Transport systems for L-methionine in Escherichia coli.

Abstract

The transport of l-methionine into cells of Escherichia coli is described. The transported methionine undergoes a fairly rapid conversion to other cellular metabolites, primarily polyamines, but within 2 min, at least 65% of the intracellular label remains as methionine. The uptake process, which is temperature dependent, allows the accumulation of methionine against a concentration gradient. The dependence of the initial rate of uptake on the extracellular substrate concentration indicates the presence of multiple transport systems, whose kinetic behavior can be approximated by two systems, one with K(T) = 7.5 x 10(-8) M and V(T) = 200 pmol per muliter of cell water per min, and the other with K(T) = 40 x 10(-6) M and V(T) = 1,550 pmol per muliter per min.

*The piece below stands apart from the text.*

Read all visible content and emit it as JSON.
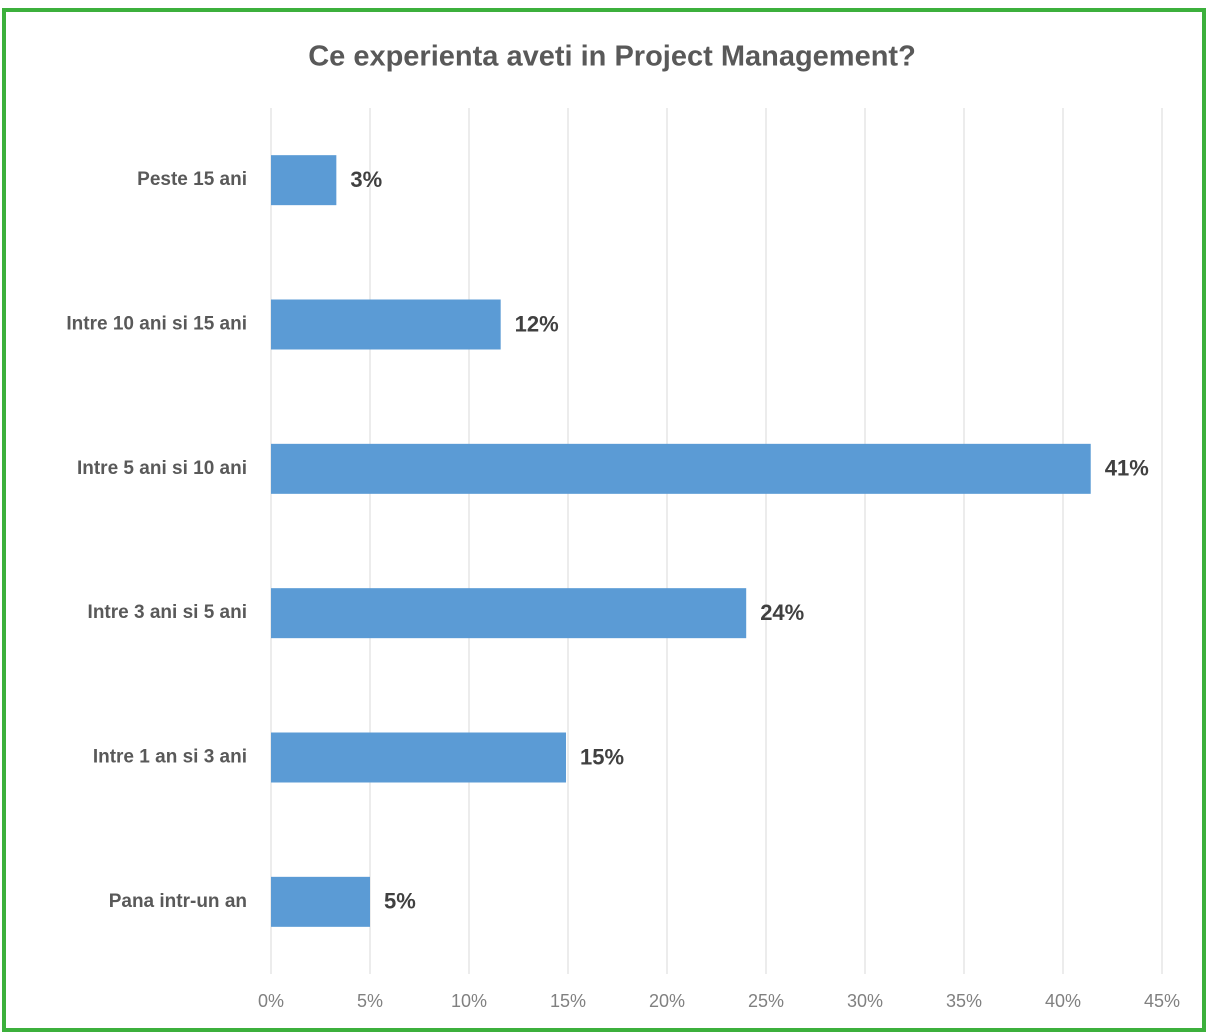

Both systems are highly specific for l-methionine. Methionine derivatives substituted on the amino or carboxyl group were somewhat effective as inhibitors of l-methionine uptake, whereas d-methionine, ethionine, or other amino acids were poorly inhibitory, if at all. The uptake process is dependent on metabolic energy, but apparently this energy can be derived either from glycolysis or from oxidative phosphorylation. Efflux of methionine was demonstrable, and both the influx and efflux process were susceptible to inhibition by N-ethylmaleimide. The intracellular pool of l-methionine was estimated to be 0.1 to 0.3 mM. The transport in two mutant strains defective in methionine uptake (metD and metP) showed that the high-affinity transport system was lost, whereas the low-affinity system remained more or less intact.